NMP-induced surface self-corrosion-assisted rapid spin-coating method for synthesizing imprinted heterojunction photocatalyst anchored membrane towards high-efficiency selective degradation tetracycline

The membrane immobilization of imprinted photocatalysts is a good cooperative model, which not only gives self-cleaning and selectivity to the membrane but also solves the problem of difficult recycling and reuse of powder catalysts. Nevertheless, the problem of catalyst encapsulation and pore blockage limits its practical application. Herein, 1-methyl-2-pyrrolidone (NMP)-induced surface self-corrosion-assisted rapid spin-coating method was first proposed to prepare imprinted perylene diimide/poly-3,4-ethylenedioxythiophene heterojunction photocatalyst anchored membrane (I-PDI/PEDOT-M) with high stability and permeability. NMP can corrode polyvinylidene fluoride (PVDF) membrane and cause pore wall collapse on PVDF surface. The collapse of the pore wall firmly anchored the imprinted PDI/PEDOT heterojunction photocatalyst (I-PDI/PEDOT) into the surface pore of the PVDF membrane, effectively enhancing the stability. More importantly, this method did not produce a dense layer of traditional spin-coating solution, and I-PDI/PEDOT was fully exposed in the surface pores of the membrane to contact pollutants, thus maintaining high water flux and photodegradation activity.

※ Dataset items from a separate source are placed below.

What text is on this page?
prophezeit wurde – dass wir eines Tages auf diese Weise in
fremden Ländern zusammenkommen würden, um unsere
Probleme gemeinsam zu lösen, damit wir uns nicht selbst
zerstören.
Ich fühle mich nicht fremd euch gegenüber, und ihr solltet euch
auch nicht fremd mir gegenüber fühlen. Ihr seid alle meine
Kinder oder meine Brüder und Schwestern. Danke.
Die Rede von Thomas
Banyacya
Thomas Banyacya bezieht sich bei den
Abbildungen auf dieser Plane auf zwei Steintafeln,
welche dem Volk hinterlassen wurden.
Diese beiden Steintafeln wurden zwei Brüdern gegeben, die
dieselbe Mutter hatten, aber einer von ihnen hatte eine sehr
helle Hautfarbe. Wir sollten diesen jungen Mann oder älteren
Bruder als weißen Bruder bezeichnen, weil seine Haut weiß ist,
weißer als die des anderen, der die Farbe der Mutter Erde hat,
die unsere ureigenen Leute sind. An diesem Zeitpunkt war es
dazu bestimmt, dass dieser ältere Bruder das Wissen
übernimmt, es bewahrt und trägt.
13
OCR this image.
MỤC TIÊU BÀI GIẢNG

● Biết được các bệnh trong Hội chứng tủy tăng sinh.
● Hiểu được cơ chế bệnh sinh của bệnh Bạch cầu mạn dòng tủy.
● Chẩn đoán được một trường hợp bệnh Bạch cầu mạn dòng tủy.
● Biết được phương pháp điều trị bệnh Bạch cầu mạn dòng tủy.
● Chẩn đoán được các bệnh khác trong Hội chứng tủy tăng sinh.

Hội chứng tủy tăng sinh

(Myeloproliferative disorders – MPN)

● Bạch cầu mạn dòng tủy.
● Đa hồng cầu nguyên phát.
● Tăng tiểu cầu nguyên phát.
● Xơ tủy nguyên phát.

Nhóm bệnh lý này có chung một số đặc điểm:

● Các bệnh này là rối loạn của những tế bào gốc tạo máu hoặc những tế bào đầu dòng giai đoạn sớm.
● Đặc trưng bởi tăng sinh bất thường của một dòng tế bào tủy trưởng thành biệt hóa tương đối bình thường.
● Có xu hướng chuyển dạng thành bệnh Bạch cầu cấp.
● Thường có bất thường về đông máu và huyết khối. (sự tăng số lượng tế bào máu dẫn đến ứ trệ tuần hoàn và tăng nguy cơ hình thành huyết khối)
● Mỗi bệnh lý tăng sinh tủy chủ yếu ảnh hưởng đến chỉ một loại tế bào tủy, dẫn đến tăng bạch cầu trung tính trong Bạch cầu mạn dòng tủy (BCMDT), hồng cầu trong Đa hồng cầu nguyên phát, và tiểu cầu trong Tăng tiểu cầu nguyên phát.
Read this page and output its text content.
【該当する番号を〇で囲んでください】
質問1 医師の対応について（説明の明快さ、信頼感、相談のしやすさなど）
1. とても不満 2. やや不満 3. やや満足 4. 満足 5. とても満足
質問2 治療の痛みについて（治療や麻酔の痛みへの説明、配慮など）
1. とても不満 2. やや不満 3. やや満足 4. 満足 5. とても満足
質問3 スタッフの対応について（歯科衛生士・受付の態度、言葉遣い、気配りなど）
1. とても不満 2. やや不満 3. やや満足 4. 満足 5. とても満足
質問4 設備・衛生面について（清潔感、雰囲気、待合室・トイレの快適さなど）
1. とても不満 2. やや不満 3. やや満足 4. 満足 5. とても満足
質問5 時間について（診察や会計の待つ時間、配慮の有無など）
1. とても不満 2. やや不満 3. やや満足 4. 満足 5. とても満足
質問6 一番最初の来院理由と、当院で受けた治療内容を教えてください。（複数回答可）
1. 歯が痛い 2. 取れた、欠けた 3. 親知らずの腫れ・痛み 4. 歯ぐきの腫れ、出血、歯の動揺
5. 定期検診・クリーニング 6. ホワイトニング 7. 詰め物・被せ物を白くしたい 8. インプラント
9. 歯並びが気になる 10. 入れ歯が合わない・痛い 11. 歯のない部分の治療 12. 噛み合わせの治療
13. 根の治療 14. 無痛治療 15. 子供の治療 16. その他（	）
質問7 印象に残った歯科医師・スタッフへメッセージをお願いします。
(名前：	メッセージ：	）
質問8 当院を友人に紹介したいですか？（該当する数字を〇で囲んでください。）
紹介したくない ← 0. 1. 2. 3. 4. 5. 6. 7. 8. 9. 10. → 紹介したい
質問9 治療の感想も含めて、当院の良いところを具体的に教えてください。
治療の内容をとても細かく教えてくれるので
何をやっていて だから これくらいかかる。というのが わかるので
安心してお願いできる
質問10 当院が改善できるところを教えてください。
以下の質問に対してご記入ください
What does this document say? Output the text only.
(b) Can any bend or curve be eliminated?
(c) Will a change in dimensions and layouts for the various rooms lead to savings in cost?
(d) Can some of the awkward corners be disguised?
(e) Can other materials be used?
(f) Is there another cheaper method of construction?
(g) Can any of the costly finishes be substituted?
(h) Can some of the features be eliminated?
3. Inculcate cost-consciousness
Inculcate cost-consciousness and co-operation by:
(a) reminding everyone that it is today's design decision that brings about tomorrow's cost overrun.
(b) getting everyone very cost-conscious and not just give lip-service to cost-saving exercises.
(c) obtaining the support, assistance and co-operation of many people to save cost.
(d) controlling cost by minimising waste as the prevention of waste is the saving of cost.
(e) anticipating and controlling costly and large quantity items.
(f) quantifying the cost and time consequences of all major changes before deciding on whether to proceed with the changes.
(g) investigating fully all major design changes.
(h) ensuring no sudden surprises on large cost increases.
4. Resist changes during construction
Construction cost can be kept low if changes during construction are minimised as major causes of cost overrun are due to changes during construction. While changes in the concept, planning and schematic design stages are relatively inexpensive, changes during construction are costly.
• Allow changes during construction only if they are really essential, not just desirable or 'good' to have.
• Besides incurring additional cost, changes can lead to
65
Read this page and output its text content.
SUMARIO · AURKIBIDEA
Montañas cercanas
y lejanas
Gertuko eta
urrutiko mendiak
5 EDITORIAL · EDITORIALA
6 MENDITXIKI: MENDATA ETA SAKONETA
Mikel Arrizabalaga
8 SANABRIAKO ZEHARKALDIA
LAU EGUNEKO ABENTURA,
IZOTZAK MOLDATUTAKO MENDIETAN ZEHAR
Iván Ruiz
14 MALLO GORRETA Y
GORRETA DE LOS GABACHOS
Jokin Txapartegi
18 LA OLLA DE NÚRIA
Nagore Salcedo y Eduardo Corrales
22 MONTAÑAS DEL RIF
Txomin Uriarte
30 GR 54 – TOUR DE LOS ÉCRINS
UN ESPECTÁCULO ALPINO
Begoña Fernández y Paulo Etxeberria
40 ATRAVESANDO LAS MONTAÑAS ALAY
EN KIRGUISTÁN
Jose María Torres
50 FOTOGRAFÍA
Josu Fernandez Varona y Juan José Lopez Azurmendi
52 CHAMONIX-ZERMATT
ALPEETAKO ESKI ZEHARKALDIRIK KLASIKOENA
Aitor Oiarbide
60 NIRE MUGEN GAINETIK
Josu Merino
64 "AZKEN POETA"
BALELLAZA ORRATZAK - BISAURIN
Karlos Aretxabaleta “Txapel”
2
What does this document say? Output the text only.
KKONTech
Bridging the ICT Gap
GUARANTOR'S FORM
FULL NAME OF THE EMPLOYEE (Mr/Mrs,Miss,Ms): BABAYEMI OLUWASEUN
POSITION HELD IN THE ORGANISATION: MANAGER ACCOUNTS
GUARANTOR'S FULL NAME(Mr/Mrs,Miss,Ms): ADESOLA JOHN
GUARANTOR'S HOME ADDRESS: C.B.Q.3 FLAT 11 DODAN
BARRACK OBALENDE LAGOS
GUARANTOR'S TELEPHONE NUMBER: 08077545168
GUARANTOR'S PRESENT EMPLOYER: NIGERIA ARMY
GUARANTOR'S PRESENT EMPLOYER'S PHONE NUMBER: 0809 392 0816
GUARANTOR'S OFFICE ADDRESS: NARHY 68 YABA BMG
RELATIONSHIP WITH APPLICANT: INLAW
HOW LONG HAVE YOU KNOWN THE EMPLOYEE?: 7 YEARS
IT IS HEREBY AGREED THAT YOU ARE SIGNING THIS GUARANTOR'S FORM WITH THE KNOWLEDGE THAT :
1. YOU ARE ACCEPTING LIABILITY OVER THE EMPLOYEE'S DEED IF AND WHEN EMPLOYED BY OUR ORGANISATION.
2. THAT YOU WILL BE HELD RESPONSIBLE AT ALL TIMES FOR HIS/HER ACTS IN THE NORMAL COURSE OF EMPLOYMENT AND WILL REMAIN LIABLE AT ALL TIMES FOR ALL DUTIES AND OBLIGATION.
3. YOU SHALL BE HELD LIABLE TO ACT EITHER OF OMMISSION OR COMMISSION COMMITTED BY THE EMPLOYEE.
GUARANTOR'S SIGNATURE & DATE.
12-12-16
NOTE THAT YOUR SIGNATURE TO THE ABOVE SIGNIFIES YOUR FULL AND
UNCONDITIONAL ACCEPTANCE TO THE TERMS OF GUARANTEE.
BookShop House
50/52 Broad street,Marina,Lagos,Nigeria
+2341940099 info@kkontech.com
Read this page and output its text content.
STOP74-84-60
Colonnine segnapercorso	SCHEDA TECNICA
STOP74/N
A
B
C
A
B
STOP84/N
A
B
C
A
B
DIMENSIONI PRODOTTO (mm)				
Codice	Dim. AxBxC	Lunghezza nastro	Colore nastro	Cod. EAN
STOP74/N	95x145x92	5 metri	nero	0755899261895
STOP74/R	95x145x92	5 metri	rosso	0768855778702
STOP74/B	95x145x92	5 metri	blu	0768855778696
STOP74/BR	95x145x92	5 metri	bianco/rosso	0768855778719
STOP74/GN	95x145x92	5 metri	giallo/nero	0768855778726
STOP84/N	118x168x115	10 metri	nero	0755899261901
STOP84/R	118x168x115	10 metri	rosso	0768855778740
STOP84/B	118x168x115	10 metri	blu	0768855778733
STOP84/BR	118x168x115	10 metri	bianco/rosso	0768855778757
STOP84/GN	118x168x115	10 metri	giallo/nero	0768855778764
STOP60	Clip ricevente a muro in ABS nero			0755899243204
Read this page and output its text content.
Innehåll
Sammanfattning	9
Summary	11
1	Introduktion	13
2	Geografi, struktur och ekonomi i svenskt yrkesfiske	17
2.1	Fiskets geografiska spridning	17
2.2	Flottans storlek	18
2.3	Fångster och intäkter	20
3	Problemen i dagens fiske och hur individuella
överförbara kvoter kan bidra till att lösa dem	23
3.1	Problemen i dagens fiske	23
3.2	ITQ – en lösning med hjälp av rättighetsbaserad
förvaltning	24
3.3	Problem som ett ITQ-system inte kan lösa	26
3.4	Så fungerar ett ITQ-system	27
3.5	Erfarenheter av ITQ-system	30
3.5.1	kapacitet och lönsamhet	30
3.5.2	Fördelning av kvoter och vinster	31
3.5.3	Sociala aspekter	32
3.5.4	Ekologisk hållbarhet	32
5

Besides, the construction of heterojunction structure and the introduction of imprinted cavities resulted in the good self-cleaning performance, excellent photocatalytic performance and significant specific degradation ability of I-PDI/PEDOT-M. The degradation activity of tetracycline (TC) with I-PDI/PEDOT-M was 11.05 times that of ciprofloxacin, and the selectivity coefficients of I-PDI/PEDOT-M were 2.51and 1.63 relative to PDI-M and non-imprinted PDI/PEDOT heterojunction photocatalyst, respectively. Additionally, the theoretical calculation and toxicity experiment proved that the toxicity was significantly reduced after degrading TC by I-PDI/PEDOT-M. This work provides an interesting idea for the design of highly stable and permeable photocatalytic membrane and highly selective degradation of specific pollutant.